This post originally appeared on Murder Is Everywhere.
These days, photography seems to have become an expected skill for writers. Confession: I like to take pictures, but I don’t understand how to artfully compose them or wait until the right moment to get a great shot. I wish I’d learned more during my years as a newspaper features reporter, because so many photographers were working just over my shoulder.
When I think back on that era—the late 1980s—I remember that out of the newspaper’s whole photography department, just two photographers were women. This was a significantly greater gender gap than among the newspapers reporters, although there were many more males than females in the newsroom.
The composition of my newspaper’s staff made me all the more surprised and impressed to learn about India’s first woman photojournalist, Homai Vyarawalla. I first heard this name in a conversation with a smart and famous Bollywood actress. She said to me, “You probably already know about India’s first woman photojournalist, who was working in British India during the time of your books…”
I didn’t know anything about her. But I was intrigued.
Homai was born in 1913 into a priestly Parsi family who moved from Gujarat to Bombay for a better life; her father worked in the fledgling film industry that later became known as Bollywood. Some accounts say that Homai married at age 13; other accounts say that at 13, she met the man whom she later married. The gentleman in question, Manekshaw Vyarawalla, was both an accountant and a photographer. After high school, Homai went to Bombay’s famous training school for artist and artisans, the Sir Jamsetjee Jeejeebhoy School for the Arts. Homai was interested in painting, but because the new field of photography was booming and had paying jobs, she went for the latter. Her first jobs were snapping pictures of women and often went into the Bombay Chronicle. She earned one rupee per published picture.
Because Homai was a woman, she wasn’t considered a trained and reputable photographer, and she therefore had to use her husband’s name on her work. Later on, when she was accepted as a working photographer, she created a catchy professional name: Dada 13. This was a combination of her car license number, her birth year, and the age she was when she met Manekshaw.
During Homai’s years in Bombay, her pictures had a wide range of subjects, but during World War II, she and her husband shifted to New Delhi, and she was hired by India’s ministry of information to take official photographs as part of an imperial propaganda force: the British Information Service. (In my novel The Sleeping Dictionary, this was the kind of work Mr. Lewes undertook during the war). While Homai was shooting pictures for the government, Manekshaw Vyarwalla managed the studio and dark rooms where the film was processed.

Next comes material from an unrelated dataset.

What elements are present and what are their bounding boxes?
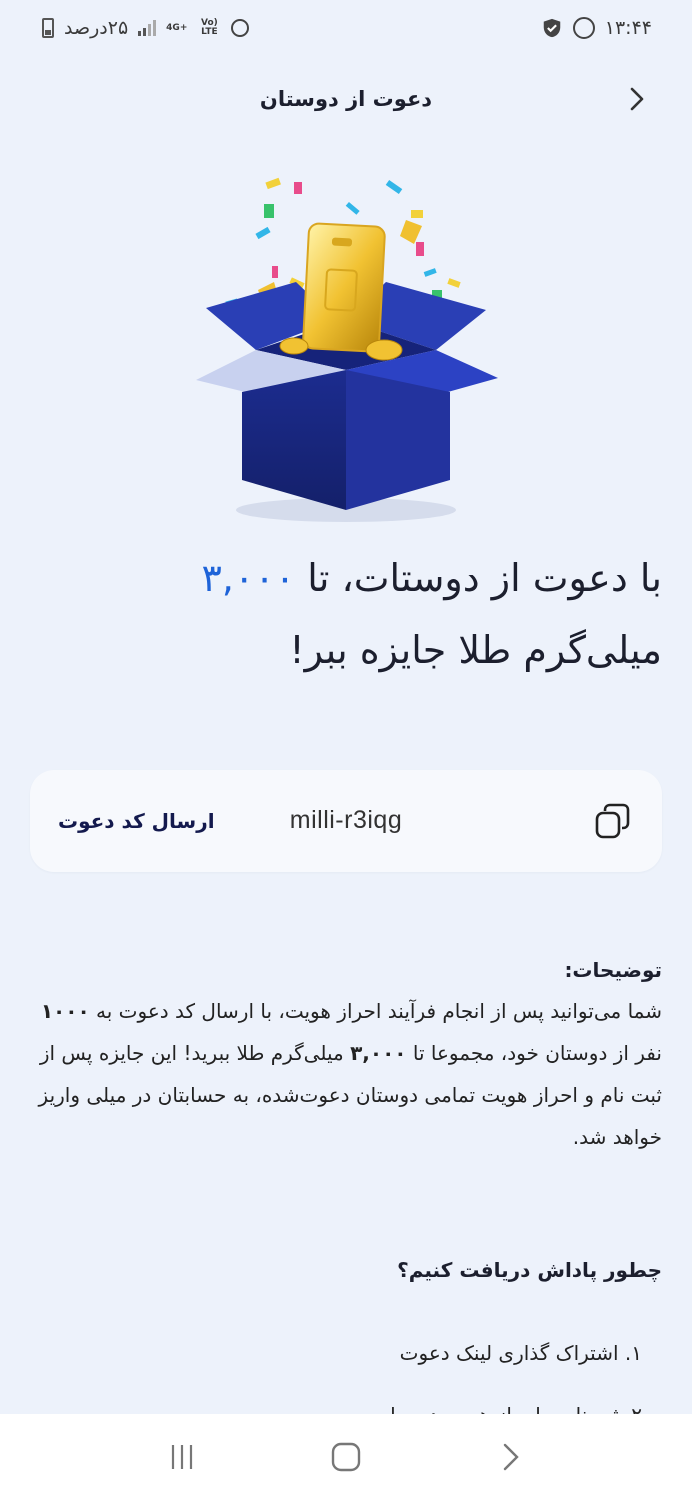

Homai now had front row access to shoot both staged and candid photos of famous politicians and visitors to India. Among her typical subjects were Mahatma Gandhi, Lord Mountbatton, the Dalai Lama, Indira Gandhi and Jawaharlal Nehru, whom she considered her favorite subject of all time because he was both photogenic and fun to be with. Homai’s photographs were always shot in monochrome and processed by her; they are mostly part of the Alkazi Collection of Photography in New Delhi. Some of her most famous photographs are gathered in this story by Catch News. After the British were gone and there was no longer a need for British propaganda, she worked for the Illustrated Weekly of India, which ran from 1880-1983 and was kind of like Time, Newsweek and People rolled together.
Within the press corps, Homai Vyarawalla was a standout, with her practical but elegant short hairstyle and trademark sari or salwar kameez. Although many Parsi women felt free to wear dresses instead of saris, she chose the sari as her daily dress probably as a means of securing a bit of respectful distance at the chaotic, male dominated events. Yet she was no shrinking violet. Homai carried her own cameras, rode long journeys to get the pictures she needed, and did not ask for special favors. She talks about her special vintage cameras and the adventures they brought to her in this documentary film by producer CS Lakshmi.
In 1970, one year after her husband’s death, Homai abruptly quit working as a photographer. She was at the peak of her career, but she said she was sick of the rude behavior of the photography corps. She retired to live with her only child, now an adult, and after his death, stayed alone in a walk-up apartment without a telephone in a small town. Far removed from the life she’d once lived close to the top of Indian politics and power, she passed her days quietly and thriftily, sewing her own clothes and doing other homemaking. Yet journalists persisted in visiting to ask about her trailblazing career, before she passed away in 2012 at age 98. Fortunately, she was awarded the Padma Vibhushan, India’s second highest civilian honor, in 2011, when she was still alive to receive it.
Being first at something, and even being very good at it, does not guarantee a long or well-paid or publicly honored career. Such was the situation for Cornelia Sorabji and Mithan Tata Lam, India’s first two women lawyers. But the joy for the ones who come afterward is exploring the records they left for us. These great ladies may not have felt like legends during their lifetime, but the work they left ensured it.